Study casts doubt on indirect land-use change estimates

Source: Amanda Peterka, E&E reporter • Posted: Tuesday, November 18, 2014

Economic models tend to overestimate the greenhouse gas effects of indirect land-use change, according to a new study by Iowa State University researchers that boosts the ethanol industry’s arguments against ILUC estimates.

The study looked at actual land-use change since the mid-2000s, when prices for agricultural commodities rose, compared to predictions of models used by California, U.S. EPA and the European Commission. It found that farmers around the world tend to more intensively use existing agricultural land in response to high global crop prices, rather than convert new lands to agriculture — contrary to what the models predicted.

“The contribution of this study is to confirm that the primary land use change response of the world’s farmers from 2004 to 2012 has been to use available land resources more efficiently rather than to expand the amount of land brought into production,” the Iowa State University study says. “This finding is not necessarily new … however, this finding has not been recognized by regulators who calculate indirect land use.”

Indirect land-use change has been a subject of debate since the release of a controversial 2008 paper that tied biofuels production in the United States to ILUC elsewhere in the world. Opponents of ethanol, including environmentalists, argue that the increased diversion of corn to ethanol production and resulting higher corn prices have caused farmers elsewhere to convert land to agriculture and that ILUC emissions should be counted in ethanol’s greenhouse gas footprint.

The ethanol industry, on the other hand, has long criticized models that attribute ILUC emissions to domestic production.

The new study was published by the university’s Center for Agricultural and Rural Development and received a grant from the Renewable Fuels Foundation, the research arm of the ethanol trade group Renewable Fuels Association.

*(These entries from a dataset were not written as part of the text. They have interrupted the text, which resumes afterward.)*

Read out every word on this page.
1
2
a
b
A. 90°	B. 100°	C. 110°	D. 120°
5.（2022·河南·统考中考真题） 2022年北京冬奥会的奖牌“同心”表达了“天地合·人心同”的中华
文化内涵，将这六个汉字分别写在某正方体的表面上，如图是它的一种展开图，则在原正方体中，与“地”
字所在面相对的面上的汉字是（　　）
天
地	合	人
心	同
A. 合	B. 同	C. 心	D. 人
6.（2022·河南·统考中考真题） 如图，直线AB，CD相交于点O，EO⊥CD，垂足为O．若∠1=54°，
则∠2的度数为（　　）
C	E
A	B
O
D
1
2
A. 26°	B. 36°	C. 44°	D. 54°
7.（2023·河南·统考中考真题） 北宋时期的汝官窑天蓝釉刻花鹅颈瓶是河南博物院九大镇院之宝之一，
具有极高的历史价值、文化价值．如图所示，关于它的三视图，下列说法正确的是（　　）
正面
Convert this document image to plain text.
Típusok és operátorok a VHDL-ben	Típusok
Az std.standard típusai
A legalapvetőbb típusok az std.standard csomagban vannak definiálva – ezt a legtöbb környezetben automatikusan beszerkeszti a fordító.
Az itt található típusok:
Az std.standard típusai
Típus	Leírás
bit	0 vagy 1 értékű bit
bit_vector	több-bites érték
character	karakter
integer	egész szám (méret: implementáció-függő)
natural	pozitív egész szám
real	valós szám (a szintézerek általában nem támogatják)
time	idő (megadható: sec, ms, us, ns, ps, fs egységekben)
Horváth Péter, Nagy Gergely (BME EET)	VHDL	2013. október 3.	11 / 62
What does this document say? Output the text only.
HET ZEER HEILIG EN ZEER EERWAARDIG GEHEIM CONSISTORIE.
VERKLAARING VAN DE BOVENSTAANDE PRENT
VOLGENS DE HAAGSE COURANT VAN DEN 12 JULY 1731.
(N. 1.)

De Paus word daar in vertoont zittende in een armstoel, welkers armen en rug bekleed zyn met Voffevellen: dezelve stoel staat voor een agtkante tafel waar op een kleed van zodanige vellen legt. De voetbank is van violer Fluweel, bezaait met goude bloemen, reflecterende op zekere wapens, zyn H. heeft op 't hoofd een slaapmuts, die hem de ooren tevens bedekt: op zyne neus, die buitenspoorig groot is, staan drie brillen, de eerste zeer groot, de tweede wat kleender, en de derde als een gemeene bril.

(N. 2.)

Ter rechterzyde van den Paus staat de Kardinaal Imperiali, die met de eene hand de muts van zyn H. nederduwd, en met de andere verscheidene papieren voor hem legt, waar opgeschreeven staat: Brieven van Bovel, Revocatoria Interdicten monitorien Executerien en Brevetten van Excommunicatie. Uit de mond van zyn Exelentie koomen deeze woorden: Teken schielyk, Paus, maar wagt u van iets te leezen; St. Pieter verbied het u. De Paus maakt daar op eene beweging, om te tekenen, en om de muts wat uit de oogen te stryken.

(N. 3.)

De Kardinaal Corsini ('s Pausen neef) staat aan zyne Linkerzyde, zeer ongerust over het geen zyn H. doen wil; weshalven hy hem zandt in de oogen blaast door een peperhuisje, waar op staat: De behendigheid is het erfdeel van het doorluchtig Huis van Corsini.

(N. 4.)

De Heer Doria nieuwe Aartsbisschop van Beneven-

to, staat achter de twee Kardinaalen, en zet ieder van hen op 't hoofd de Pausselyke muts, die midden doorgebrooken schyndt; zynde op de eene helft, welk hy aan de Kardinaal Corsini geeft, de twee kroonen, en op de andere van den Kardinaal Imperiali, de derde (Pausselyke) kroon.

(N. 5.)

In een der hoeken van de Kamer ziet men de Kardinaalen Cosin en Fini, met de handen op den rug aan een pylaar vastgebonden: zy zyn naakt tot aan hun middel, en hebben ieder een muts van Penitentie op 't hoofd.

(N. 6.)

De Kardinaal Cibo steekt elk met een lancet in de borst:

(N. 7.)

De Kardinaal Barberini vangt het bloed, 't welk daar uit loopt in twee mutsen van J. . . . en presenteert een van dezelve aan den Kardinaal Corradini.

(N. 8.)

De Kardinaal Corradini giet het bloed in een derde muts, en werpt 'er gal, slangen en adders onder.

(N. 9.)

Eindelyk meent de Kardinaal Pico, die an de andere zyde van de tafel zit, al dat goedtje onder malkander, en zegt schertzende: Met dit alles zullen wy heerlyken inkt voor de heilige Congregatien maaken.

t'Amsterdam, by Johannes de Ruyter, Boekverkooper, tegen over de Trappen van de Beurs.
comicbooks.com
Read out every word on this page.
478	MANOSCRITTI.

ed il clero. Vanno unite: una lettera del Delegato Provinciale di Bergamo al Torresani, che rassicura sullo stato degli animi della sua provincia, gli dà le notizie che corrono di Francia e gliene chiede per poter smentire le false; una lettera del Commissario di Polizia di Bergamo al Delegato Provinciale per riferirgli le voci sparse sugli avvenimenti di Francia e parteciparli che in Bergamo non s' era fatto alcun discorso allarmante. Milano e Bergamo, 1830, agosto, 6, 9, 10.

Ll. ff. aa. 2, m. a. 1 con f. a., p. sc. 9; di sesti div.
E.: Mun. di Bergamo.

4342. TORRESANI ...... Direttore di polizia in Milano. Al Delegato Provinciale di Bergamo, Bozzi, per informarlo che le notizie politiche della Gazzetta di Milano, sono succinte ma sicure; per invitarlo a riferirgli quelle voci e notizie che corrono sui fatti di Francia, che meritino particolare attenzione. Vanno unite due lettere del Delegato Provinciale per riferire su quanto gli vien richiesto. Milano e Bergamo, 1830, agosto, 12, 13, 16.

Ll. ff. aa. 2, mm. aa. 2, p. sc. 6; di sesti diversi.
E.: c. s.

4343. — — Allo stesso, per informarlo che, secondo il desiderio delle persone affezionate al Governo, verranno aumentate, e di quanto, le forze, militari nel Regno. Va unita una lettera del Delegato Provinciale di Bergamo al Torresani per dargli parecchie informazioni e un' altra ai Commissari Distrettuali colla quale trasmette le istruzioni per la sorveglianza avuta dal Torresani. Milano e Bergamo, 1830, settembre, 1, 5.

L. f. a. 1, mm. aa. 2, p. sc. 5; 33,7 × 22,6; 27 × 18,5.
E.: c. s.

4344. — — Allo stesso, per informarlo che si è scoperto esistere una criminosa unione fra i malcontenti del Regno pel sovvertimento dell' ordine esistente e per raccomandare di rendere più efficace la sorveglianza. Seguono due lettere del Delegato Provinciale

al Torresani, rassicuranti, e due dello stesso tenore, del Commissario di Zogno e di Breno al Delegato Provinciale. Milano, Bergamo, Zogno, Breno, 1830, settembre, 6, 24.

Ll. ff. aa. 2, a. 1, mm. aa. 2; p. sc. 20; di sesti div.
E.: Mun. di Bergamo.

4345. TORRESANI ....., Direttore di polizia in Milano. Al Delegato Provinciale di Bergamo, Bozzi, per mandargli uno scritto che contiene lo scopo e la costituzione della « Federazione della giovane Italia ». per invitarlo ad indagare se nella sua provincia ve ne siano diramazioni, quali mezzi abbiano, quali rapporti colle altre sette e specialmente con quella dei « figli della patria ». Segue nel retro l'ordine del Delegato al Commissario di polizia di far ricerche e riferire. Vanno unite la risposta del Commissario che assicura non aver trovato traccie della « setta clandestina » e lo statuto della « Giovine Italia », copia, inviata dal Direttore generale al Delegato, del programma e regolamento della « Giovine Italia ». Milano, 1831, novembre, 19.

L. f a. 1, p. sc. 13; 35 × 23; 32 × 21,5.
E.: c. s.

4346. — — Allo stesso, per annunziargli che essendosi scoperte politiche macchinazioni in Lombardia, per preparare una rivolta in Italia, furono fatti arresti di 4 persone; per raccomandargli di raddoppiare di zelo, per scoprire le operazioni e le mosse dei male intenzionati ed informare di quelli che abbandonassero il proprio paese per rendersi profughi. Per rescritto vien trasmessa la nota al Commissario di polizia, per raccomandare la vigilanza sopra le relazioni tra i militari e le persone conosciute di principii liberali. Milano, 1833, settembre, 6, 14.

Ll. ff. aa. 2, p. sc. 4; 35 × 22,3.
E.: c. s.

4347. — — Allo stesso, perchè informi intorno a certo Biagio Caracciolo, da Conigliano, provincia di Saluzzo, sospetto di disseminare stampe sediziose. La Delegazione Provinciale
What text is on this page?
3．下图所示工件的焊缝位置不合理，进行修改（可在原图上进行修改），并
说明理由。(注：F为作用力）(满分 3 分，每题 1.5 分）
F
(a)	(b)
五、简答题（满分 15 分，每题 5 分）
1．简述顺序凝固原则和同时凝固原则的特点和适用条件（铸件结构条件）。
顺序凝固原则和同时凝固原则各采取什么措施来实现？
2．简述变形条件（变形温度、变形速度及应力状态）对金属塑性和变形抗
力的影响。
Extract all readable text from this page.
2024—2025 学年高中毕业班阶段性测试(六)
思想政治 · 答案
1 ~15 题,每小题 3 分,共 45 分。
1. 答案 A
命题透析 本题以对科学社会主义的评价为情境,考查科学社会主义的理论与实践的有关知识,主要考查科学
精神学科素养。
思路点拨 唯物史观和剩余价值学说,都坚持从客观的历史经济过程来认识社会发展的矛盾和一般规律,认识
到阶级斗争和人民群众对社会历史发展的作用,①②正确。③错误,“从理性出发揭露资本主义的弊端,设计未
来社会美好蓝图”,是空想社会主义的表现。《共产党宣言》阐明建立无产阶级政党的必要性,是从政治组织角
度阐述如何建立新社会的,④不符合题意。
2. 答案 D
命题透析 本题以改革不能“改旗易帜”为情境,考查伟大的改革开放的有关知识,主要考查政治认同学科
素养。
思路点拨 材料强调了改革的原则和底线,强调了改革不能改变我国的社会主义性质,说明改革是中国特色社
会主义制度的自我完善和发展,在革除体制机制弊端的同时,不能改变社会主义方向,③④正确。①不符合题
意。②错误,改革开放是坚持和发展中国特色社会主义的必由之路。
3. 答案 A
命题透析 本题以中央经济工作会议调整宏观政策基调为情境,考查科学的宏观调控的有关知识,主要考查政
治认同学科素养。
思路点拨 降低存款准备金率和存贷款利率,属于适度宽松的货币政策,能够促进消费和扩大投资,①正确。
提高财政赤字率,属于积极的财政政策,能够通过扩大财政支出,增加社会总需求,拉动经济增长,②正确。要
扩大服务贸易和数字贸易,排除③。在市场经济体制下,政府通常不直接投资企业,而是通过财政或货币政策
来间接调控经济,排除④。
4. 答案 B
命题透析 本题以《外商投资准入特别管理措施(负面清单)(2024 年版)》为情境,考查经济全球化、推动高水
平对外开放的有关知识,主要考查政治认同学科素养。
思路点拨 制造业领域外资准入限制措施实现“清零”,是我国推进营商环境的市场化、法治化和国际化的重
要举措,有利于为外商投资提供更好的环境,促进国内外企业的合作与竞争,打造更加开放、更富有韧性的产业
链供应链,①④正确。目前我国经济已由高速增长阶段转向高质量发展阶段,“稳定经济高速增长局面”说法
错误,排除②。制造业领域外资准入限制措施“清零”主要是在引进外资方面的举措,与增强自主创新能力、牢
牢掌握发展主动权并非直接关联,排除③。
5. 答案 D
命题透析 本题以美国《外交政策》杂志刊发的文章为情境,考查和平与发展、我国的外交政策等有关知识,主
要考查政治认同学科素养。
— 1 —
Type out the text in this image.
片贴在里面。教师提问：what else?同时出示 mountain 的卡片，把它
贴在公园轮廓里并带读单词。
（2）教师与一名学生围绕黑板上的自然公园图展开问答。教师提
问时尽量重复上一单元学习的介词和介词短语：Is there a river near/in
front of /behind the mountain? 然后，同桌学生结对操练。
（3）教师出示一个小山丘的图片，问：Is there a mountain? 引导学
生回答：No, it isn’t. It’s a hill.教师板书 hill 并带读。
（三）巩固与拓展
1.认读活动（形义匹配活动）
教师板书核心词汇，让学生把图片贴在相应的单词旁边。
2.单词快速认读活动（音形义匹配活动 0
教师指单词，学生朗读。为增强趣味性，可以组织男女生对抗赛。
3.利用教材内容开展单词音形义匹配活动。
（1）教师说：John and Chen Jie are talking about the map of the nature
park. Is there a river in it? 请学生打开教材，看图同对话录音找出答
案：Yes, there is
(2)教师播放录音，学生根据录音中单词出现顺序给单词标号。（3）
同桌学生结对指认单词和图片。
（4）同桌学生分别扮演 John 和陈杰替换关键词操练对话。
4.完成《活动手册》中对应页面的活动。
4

Study authors Bruce Babcock and Zabid Iqbal of CARD compared average land uses across the 2004-06 time frame to average land uses measured across 2010-12.

They examined “extensive” land-use change, or instances in which new land was brought into agriculture, as well as “intensive” changes, or the increased use of existing agricultural land. Intensive changes included the increased use of practices such as double cropping and reductions in unharvested, fallow and mowed pasture land.

The study found that conversions of new land into agricultural uses occurred in African countries, but those changes likely were not tied directly to higher world commodity prices because global prices typically aren’t transmitted to most rural African markets.

A few other countries experienced high rates of conversion — Argentina, Indonesia, Brazil and Southeast Asian countries — but outside of Africa, almost 15 times as much land-use change in the last decade was of the “intensive” type, rather than the conversion of new acres to agricultural uses.

“That countries primarily responded to higher world prices by intensifying land use rather than by converting land from forests and pastures should not be surprising,” Babcock and Iqbal wrote. “Many countries, such as China and India, simply do not have available land to bring into agriculture.”

Economic models typically overestimate land-use change and related greenhouse gas emissions, the study found, because they tend to group all changes into the extensive category.

“The pattern of recent land use changes suggests that existing estimates of greenhouse gas emissions caused by land conversions due to biofuel production are too high,” the study says. “Intensification of land use does not involve clearing forests or plowing up native grasslands that lead to large losses of carbon stocks.”

The Iowa State authors said they plan further research involving the creation of a statistical model to explain why some countries did convert more land to agriculture instead of increasing the intensity on existing lands.